Single VM deploy causes temporary unavailability

I have an Elixir app that I am developing and have a single app instance deployment using the default canary strategy.

I’m observing the following order of operations after running fly deploy:

  1. Health checks pass for new instance
  2. Old instance is shut down
2022-01-21T19:55:06.720 app[5b9740cd] ewr [info]Sending signal SIGTERM to main child process w/ PID 510
2022-01-21T19:55:06.720 app[5b9740cd] ewr [info]19:55:06.720 [notice] SIGTERM received - shutting down
  1. Connections continue routing to the old instance for a time
error.message="problem connecting to app instance" 2022-01-21T19:55:07.403 proxy[5b9740cd] ewr [error]error.code=2000 
error.message="problem connecting to app instance" 2022-01-21T19:55:08.046 proxy[5b9740cd] ewr [error]error.code=2000 
...
error.message="App connection timed out" 2022-01-21T19:55:12.962 proxy[5b9740cd] ewr [error]error.code=2001 
error.message="App connection timed out" 2022-01-21T19:55:15.192 proxy[5b9740cd] ewr [error]error.code=2001 
...
error.message="Internal problem" 2022-01-21T19:55:15.678 proxy[5b9740cd] ewr [error]error.code=2 
error.message="Internal problem" 2022-01-21T19:55:15.781 proxy[5b9740cd] ewr [error]error.code=2 
error.message="Internal problem" 2022-01-21T19:55:15.960 proxy[5b9740cd] ewr [error]error.code=2 
  1. Visits to the site in this short window all time out with issues

  2. Deployment eventually completes and requests all go to the new instance

Reading around the forum, it seems like this might be related to @kurt’s comment in the following issue about slow service propagation.

Does this seem like the same issue? Is there anything I can do to debug further?

Thanks!

Yes that’s almost definitely the same issue. We are so close to having this fixed, so the answer might be “just bear with us”. But the workaround answer is that running 3 nodes will likely mask the problem.

1 Like

Cool thank you @kurt. I’ll give that a shot. Is there anywhere I can check back in when you guys have fixed that?

I will try to make a point to reply here. We will make a HUGE deal of it in the forums when we get it solved. So check back here occasionally?

3 Likes

Will do, thanks!

Give it a try now, it should be much better. :smiley:

3 Likes

Was running the following to check the deployment.
Running my application with a scale count of 3.
Also running my application behind Cloudflare.

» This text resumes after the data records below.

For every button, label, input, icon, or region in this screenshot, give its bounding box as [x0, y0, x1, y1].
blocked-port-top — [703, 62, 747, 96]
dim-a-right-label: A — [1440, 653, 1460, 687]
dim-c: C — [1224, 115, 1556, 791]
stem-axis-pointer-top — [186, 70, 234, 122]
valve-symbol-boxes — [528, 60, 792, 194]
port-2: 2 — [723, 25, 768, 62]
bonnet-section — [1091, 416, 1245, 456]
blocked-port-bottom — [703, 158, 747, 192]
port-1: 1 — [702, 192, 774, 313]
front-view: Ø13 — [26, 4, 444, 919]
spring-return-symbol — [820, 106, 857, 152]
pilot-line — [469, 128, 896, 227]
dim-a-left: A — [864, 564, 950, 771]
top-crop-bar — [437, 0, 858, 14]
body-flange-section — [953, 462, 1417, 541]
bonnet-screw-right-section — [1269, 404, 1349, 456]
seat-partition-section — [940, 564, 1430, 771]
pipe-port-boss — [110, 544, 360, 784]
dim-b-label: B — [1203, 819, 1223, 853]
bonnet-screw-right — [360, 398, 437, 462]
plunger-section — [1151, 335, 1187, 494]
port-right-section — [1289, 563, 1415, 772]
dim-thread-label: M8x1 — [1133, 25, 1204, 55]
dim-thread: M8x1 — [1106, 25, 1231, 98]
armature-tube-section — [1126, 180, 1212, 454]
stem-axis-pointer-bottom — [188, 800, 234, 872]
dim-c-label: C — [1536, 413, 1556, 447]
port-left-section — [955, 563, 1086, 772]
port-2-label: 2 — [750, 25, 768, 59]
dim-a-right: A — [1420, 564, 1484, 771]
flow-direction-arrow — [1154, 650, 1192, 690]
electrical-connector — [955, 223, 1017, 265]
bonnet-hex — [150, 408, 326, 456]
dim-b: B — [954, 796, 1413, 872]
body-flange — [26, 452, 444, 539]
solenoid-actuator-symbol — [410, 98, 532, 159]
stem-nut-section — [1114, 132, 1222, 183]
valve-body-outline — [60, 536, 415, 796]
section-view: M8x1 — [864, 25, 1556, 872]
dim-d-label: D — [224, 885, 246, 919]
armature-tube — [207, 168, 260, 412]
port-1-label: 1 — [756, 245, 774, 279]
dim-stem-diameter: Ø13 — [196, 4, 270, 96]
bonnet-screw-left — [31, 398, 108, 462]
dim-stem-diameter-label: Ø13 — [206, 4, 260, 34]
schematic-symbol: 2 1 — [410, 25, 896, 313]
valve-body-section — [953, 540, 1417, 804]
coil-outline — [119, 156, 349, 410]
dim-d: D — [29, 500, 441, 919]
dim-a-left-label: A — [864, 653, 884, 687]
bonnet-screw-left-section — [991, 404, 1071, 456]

while true; do curl -s -o /dev/null -w "%{http_code}\n" https://karambit.ai; sleep 1; done

Previously, I would get tons of 525 errors as Cloudflare would be unable to reach the backend due to the service discovery issue and take some time to get healthy.

This time around, I got consistent 200s as I did my canary deploy as I would expect.

Looks fantastic, thanks for the update @kurt and kudos to the team for the fix

Massive thanks, I’ve been having these deployment downtime issues even with 2 instances and bluegreen strategy to mitigate it a bit. It was a bit of a pain.

Today I didn’t have any downtime while deploying :star_struck: I also reverted our app’s deployment strategy to canary as it works equally as well.